3 offense of simple assault as to counts three and four: “I think a juror could feel that a single punch would not be likely to produce great bodily injury. It could, but it’s not likely to, in a juror’s mind. They could feel that way and, therefore, I’m required to give it.” According to Flores, the court also suggested that N.M.’s injury did not necessarily rise to the level of great bodily injury because when it selected count 4 as the principal term it stated, “[I]n my view, the victim on count 4 [L.Z.] has had the most significant harm, and in recognition of that, . . . I think count 4 should be the principal term to recognize the victim in that count[.]” A. Standard of Review and Applicable Law “ ‘When considering a challenge to the sufficiency of the evidence to support a conviction, we review the entire record in the light most favorable to the judgment to determine whether it contains substantial evidence—that is, evidence that is reasonable, credible, and of solid value—from which a reasonable trier of fact could find the defendant guilty beyond a reasonable doubt.’ ” (People v.

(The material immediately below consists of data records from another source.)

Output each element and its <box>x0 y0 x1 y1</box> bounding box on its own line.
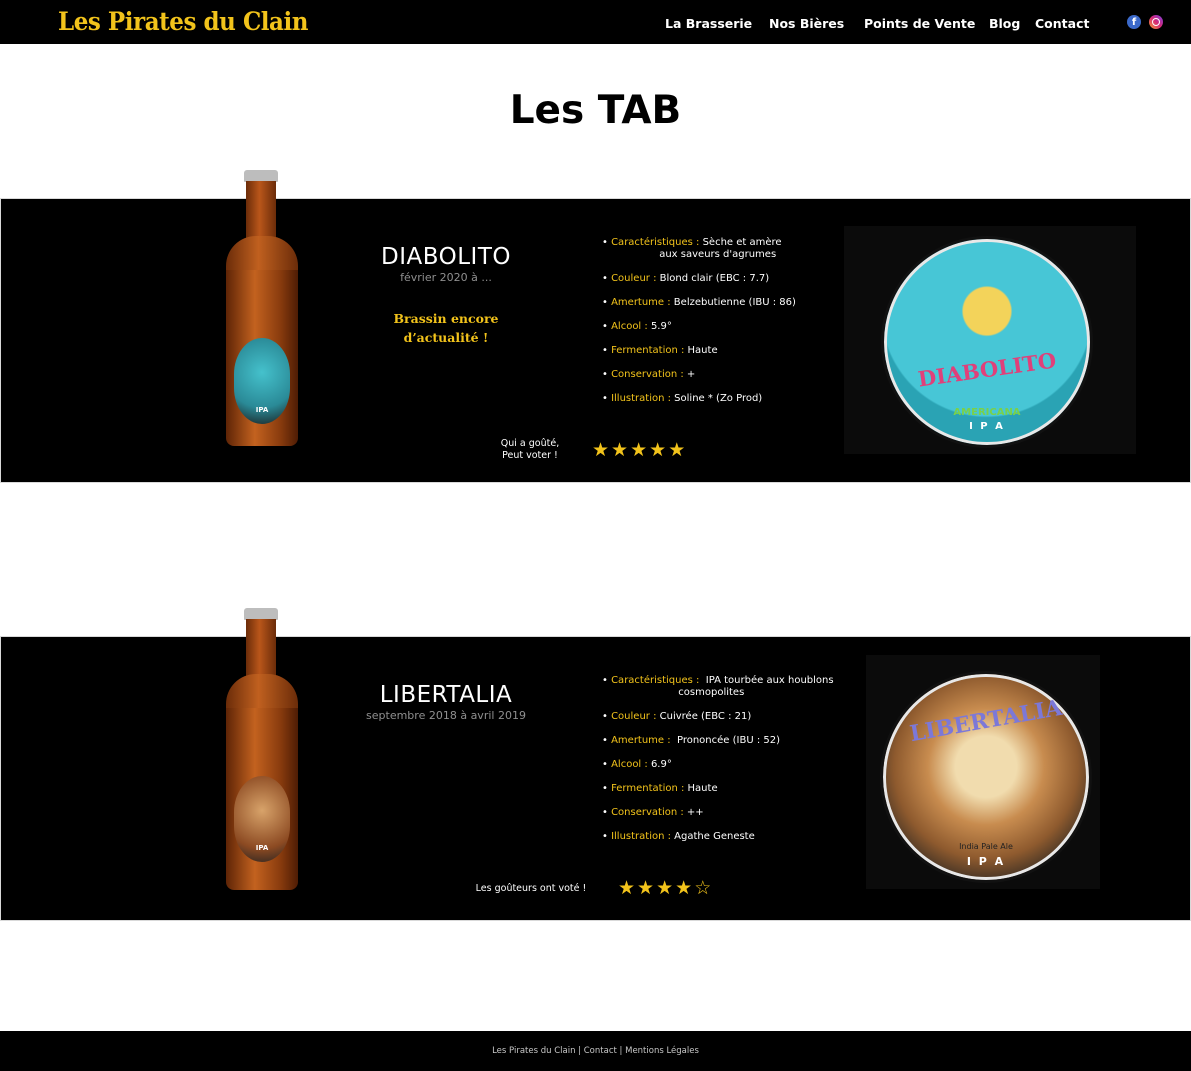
label-disc: LIBERTALIA India Pale Ale I P A <box>880 671 1092 883</box>
vote-prompt: Qui a goûté, Peut voter ! <box>486 438 574 462</box>
nav-la-brasserie[interactable]: La Brasserie <box>665 16 752 31</box>
label-art-subtitle: AMERICANA <box>953 407 1021 418</box>
star-empty-icon[interactable]: ☆ <box>694 878 713 899</box>
spec-value: Prononcée (IBU : 52) <box>670 735 781 746</box>
star-filled-icon[interactable]: ★ <box>592 440 611 461</box>
spec-amertume: • Amertume : Prononcée (IBU : 52) <box>602 735 781 746</box>
spec-alcool: • Alcool : 5.9° <box>602 321 672 332</box>
vote-line: Les goûteurs ont voté ! <box>475 883 587 894</box>
beer-name: DIABOLITO <box>381 244 511 270</box>
bottle-image-diabolito <box>224 170 300 446</box>
bottle-label <box>234 776 290 862</box>
nav-points-de-vente[interactable]: Points de Vente <box>864 16 975 31</box>
spec-label: Caractéristiques : <box>611 237 700 248</box>
star-filled-icon[interactable]: ★ <box>675 878 694 899</box>
spec-value: ++ <box>683 807 704 818</box>
vote-prompt: Les goûteurs ont voté ! <box>466 883 596 895</box>
star-filled-icon[interactable]: ★ <box>637 878 656 899</box>
bottle-image-libertalia <box>224 608 300 890</box>
spec-label: Amertume : <box>611 735 671 746</box>
spec-label: Illustration : <box>611 831 671 842</box>
spec-caracteristiques: • Caractéristiques : IPA tourbée aux hou… <box>602 675 834 698</box>
star-filled-icon[interactable]: ★ <box>630 440 649 461</box>
beer-name: LIBERTALIA <box>379 682 513 708</box>
vote-line: Peut voter ! <box>502 450 558 461</box>
spec-illustration: • Illustration : Agathe Geneste <box>602 831 755 842</box>
beer-status-note: Brassin encore d’actualité ! <box>346 309 546 347</box>
spec-label: Alcool : <box>611 321 648 332</box>
spec-label: Illustration : <box>611 393 671 404</box>
spec-caracteristiques: • Caractéristiques : Sèche et amère aux … <box>602 237 782 260</box>
label-art-title: DIABOLITO <box>916 347 1058 392</box>
footer-brand-link[interactable]: Les Pirates du Clain <box>492 1046 575 1056</box>
label-art-subtitle: India Pale Ale <box>959 842 1013 851</box>
note-line: d’actualité ! <box>403 330 489 345</box>
label-artwork-libertalia: LIBERTALIA India Pale Ale I P A <box>866 655 1100 889</box>
beer-dates: février 2020 à ... <box>400 271 492 284</box>
spec-label: Fermentation : <box>611 345 685 356</box>
spec-value: Belzebutienne (IBU : 86) <box>670 297 796 308</box>
star-filled-icon[interactable]: ★ <box>611 440 630 461</box>
spec-label: Fermentation : <box>611 783 685 794</box>
spec-couleur: • Couleur : Cuivrée (EBC : 21) <box>602 711 752 722</box>
spec-value: Soline * (Zo Prod) <box>671 393 763 404</box>
spec-couleur: • Couleur : Blond clair (EBC : 7.7) <box>602 273 770 284</box>
star-rating[interactable]: ★★★★☆ <box>618 879 713 899</box>
spec-illustration: • Illustration : Soline * (Zo Prod) <box>602 393 763 404</box>
label-art-style: I P A <box>966 855 1006 868</box>
top-navbar: Les Pirates du Clain La Brasserie Nos Bi… <box>0 0 1191 44</box>
label-disc: DIABOLITO AMERICANA I P A <box>881 236 1093 448</box>
star-filled-icon[interactable]: ★ <box>618 878 637 899</box>
spec-value: 5.9° <box>647 321 672 332</box>
spec-value: Agathe Geneste <box>671 831 755 842</box>
spec-label: Amertume : <box>611 297 671 308</box>
bottle-neck <box>246 181 276 241</box>
spec-conservation: • Conservation : + <box>602 369 696 380</box>
spec-conservation: • Conservation : ++ <box>602 807 704 818</box>
spec-fermentation: • Fermentation : Haute <box>602 345 718 356</box>
label-art-style: I P A <box>969 421 1005 432</box>
spec-label: Couleur : <box>611 711 657 722</box>
star-filled-icon[interactable]: ★ <box>668 440 687 461</box>
instagram-icon[interactable] <box>1149 15 1163 29</box>
page-title: Les TAB <box>509 88 682 133</box>
nav-nos-bieres[interactable]: Nos Bières <box>769 16 844 31</box>
spec-label: Couleur : <box>611 273 657 284</box>
spec-value: Blond clair (EBC : 7.7) <box>656 273 770 284</box>
nav-blog[interactable]: Blog <box>989 16 1020 31</box>
footer-separator: | <box>575 1046 584 1056</box>
site-logo[interactable]: Les Pirates du Clain <box>58 7 309 36</box>
star-filled-icon[interactable]: ★ <box>656 878 675 899</box>
bottle-neck <box>246 619 276 679</box>
footer-separator: | <box>616 1046 626 1056</box>
spec-value: 6.9° <box>647 759 672 770</box>
footer-legal-link[interactable]: Mentions Légales <box>625 1046 699 1056</box>
spec-fermentation: • Fermentation : Haute <box>602 783 718 794</box>
label-artwork-diabolito: DIABOLITO AMERICANA I P A <box>844 226 1136 454</box>
bottle-label <box>234 338 290 424</box>
site-footer: Les Pirates du Clain | Contact | Mention… <box>0 1031 1191 1071</box>
footer-contact-link[interactable]: Contact <box>584 1046 617 1056</box>
spec-alcool: • Alcool : 6.9° <box>602 759 672 770</box>
nav-contact[interactable]: Contact <box>1035 16 1089 31</box>
vote-line: Qui a goûté, <box>500 438 560 449</box>
label-art-title: LIBERTALIA <box>907 694 1065 748</box>
spec-label: Conservation : <box>611 807 684 818</box>
spec-value: Haute <box>684 345 718 356</box>
star-rating[interactable]: ★★★★★ <box>592 441 687 461</box>
spec-value: + <box>683 369 696 380</box>
spec-amertume: • Amertume : Belzebutienne (IBU : 86) <box>602 297 796 308</box>
facebook-icon[interactable]: f <box>1127 15 1141 29</box>
spec-value: Haute <box>684 783 718 794</box>
note-line: Brassin encore <box>393 311 499 326</box>
star-filled-icon[interactable]: ★ <box>649 440 668 461</box>
beer-dates: septembre 2018 à avril 2019 <box>366 709 526 722</box>
spec-value: Cuivrée (EBC : 21) <box>656 711 752 722</box>
spec-label: Alcool : <box>611 759 648 770</box>
spec-label: Conservation : <box>611 369 684 380</box>
spec-label: Caractéristiques : <box>611 675 700 686</box>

Powell (2018) 5 Cal.5th 921, 944.) “In applying this test, we . . . presume in support of the judgment the existence of every fact the [trier of fact] could reasonably have deduced from the evidence.” (People v. Zamudio (2008) 43 Cal.4th 327, 357.) “We ‘must accept logical inferences that the [trier of fact] might have drawn from the circumstantial evidence.’ ” (Ibid.) “ ‘We resolve neither credibility issues nor evidentiary conflicts; we look for substantial evidence. [Citation.]’ [Citation.] A reversal for insufficient evidence ‘is unwarranted unless it appears “that upon no hypothesis whatever is there sufficient substantial evidence to support” ’ the [trier of fact]’s verdict.” (Ibid.) “However, ‘[a] reasonable inference . . . “may not be based on suspicion alone, or on imagination, speculation, supposition, surmise, conjecture, or guess work. [¶] . . . A finding of fact must be an

4 inference drawn from evidence rather than . . . a mere speculation as to probabilities without evidence.” ’ ” (People v. Davis (2013) 57 Cal.4th 353, 360.) To prove a violation of section 245, subdivision (a)(4), the prosecution must establish that a person was assaulted and that the assault was committed by means of force likely to produce great bodily injury. (In re Jose R. (1982) 137 Cal.App.3d 269, 275.) Because the focus of the statute is on “force likely to produce great bodily injury, whether the victim in fact suffers any harm is immaterial.” (People v. Aguilar (1997) 16 Cal.4th 1023, 1028.) “Likely” is one of the key words here, and “[w]hether a force is likely to produce great bodily injury is essentially a question of fact for the trier of fact.” (In re Jose R., at p. 277, italics added.) The other key element is that of great bodily injury, which is bodily injury that is substantial or significant, “not insignificant, trivial or moderate.” (People v.